2013: La disgregazione incipiente


Pare ormai condivisa la opinione che il tempo che ci attende sia un tempo di disgregazione. Le ampie convergenze di azioni per logorare e porre fine al dominio di Berlusconi ne sono eloquente testimonianza. La fine di Berlusconi, ormai iscritta alla anagrafe della Storia, e la fine del berlusconismo, assai meno probabile, non sarebbero per sé gran danno se da quelle convergenze derivassero non solo spinte divisorie ma proposte perseguibili e unificanti. E’ una situazione infelice, la quale lascia ben poca consolazione, perché i processi di disfacimento di una società e di uno Stato in assenza di un equilibrio di poteri possono prendere accelerazioni improvvise e gli attacchi anche se non coordinati possono provocare danni irrimediabili. 

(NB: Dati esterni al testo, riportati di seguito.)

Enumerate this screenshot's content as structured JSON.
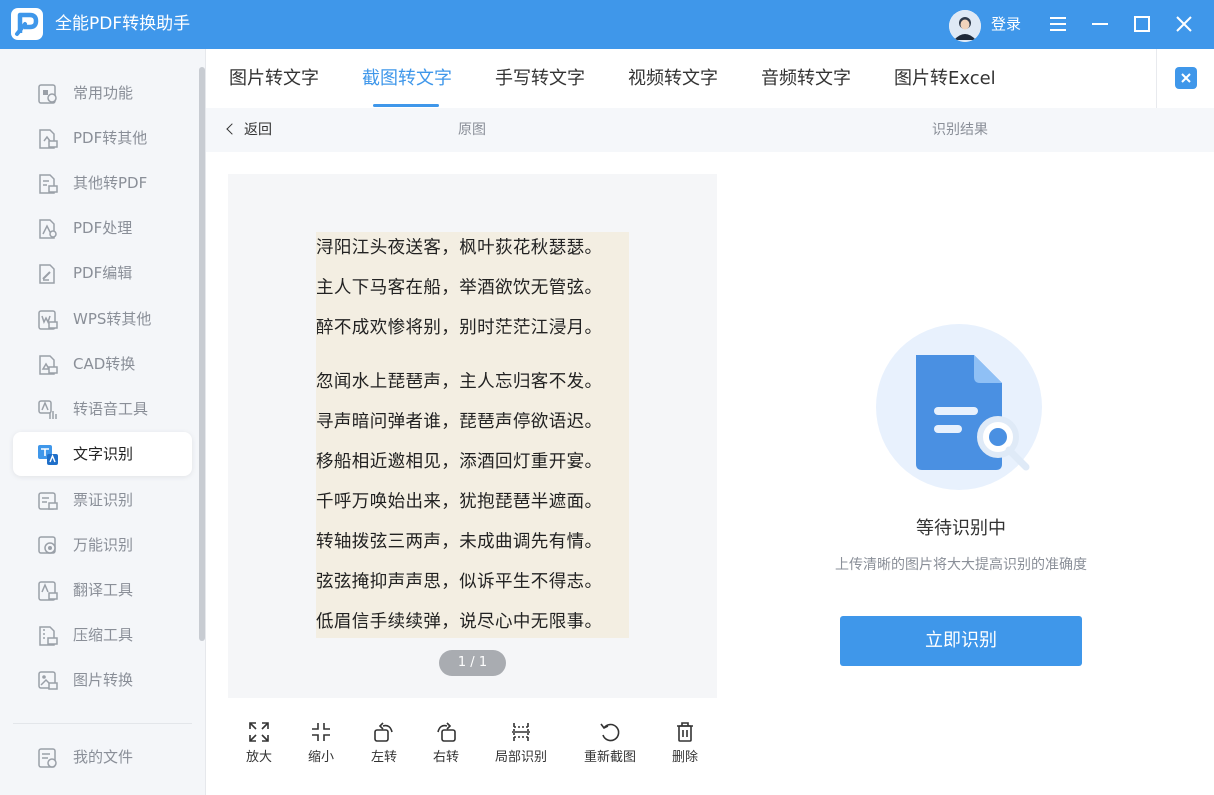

Il motore primo degli squilibri in atto è la Magistratura. In essa talune toghe con argomentazioni elitarie e solo apparentemente funzionali alla corretta amministrazione della giustizia, reagiscono con livore ultracorporativo anche a solo vaghe ipotesi di riforma liberale dell’ordine giudiziario. L’atteggiamento dei togati mobilitati è da ayatollah: difendono privilegi, poteri di “supervisione”, facoltà di scatenare il terrore giudiziario quando lo desiderano ma, al contrario che a Teheran, non sono in grado e non potrebbero assumere ruoli di governo. La loro azione produce dunque solo disgregazione. Questo sommovimento senza politica ha effetti tanto più devastanti quanto più si realizza in un quadro politico becero e dalle infinite contraddizioni.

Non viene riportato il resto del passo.